I smell my mother beneath her fur. Her face is of an animal, covered in long hair, but her eyes still have that lazy, soft indolence. It’s a new moon night, the night she often chooses for her transformation. I light three candles on the windowsill of her room. One for the life that is escaping her–one for the life to come, one for the endurance when she is in between bodies.

My mother has said that she cannot stay in one body. It suffocates her. Every few months or so, she disappears into the copse of trees behind our house and returns in a different body. I have let several wild animals in, assuming it’s her. But now I am better at recognizing. During the day when she is in the house, she stays in her room. At night, I let her out and sometimes follow her into the thicket. A creek runs west of the house. From a distance, I see she is sitting at the edge of the water, her head bowed as if looking at her reflection. It’s strange to feel she is the flesh and blood I come from. Bloomed from the center of her belly which is slender then bulk, a heft of hair, inside which all light ends.

There are days we sit next to each other and watch the evening tint the rooftops briefly crimson. And I remember what she said to me when she was still human. You came in the middle of the night, like a rendezvous, a secret. I was panting in my sleep with pain. I could not separate you from me and that attachment made me miserable, unrecognizable.

A child is from the peanut-size womb you didn’t know could swell like a globe, with rivers, valleys, grasslands of skin, she continued.
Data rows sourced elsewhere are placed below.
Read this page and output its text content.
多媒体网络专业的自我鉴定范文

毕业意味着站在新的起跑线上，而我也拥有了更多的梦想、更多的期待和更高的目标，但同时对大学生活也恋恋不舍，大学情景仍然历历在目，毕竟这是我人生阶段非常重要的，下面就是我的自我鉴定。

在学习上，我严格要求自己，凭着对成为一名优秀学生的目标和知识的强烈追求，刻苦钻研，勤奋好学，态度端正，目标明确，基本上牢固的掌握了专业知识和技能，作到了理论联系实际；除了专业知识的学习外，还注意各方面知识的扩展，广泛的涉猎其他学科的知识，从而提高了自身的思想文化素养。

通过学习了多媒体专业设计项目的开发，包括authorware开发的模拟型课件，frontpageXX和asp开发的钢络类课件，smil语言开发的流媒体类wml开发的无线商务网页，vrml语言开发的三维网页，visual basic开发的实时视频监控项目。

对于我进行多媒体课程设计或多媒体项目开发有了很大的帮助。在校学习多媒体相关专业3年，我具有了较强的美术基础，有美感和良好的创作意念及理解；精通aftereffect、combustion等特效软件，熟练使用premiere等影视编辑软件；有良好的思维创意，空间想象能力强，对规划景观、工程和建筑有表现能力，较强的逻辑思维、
A child is the farthest depth of the ocean you’ll ever reach. A child is all the fibers, bones, and muscles from your one desire to make something unique. A child born is the death of self, a previous you.

When my mother is gone for days, I sleep in her room—locks of hair on the floor, mud, stray leaves, and branches, surrounded by the discomfort she is to herself, to me. I smell her on me, a musk of stale grass and carnivorous saliva and I try to wash her away, but she lingers in the sloping curves of my shoulders, like a secret other. At night I lie alone, my fingertips reaching out in the dark and touching something big, furry, a heart heaving and I am relieved until I press it hard only to feel the ground.

My mother is a changing creature. My mother is torso, head, and bones, wool, and straw, washing away, bobbing downstream. My mother is a pair of eyes watching her reflection, thinking it’s someone else.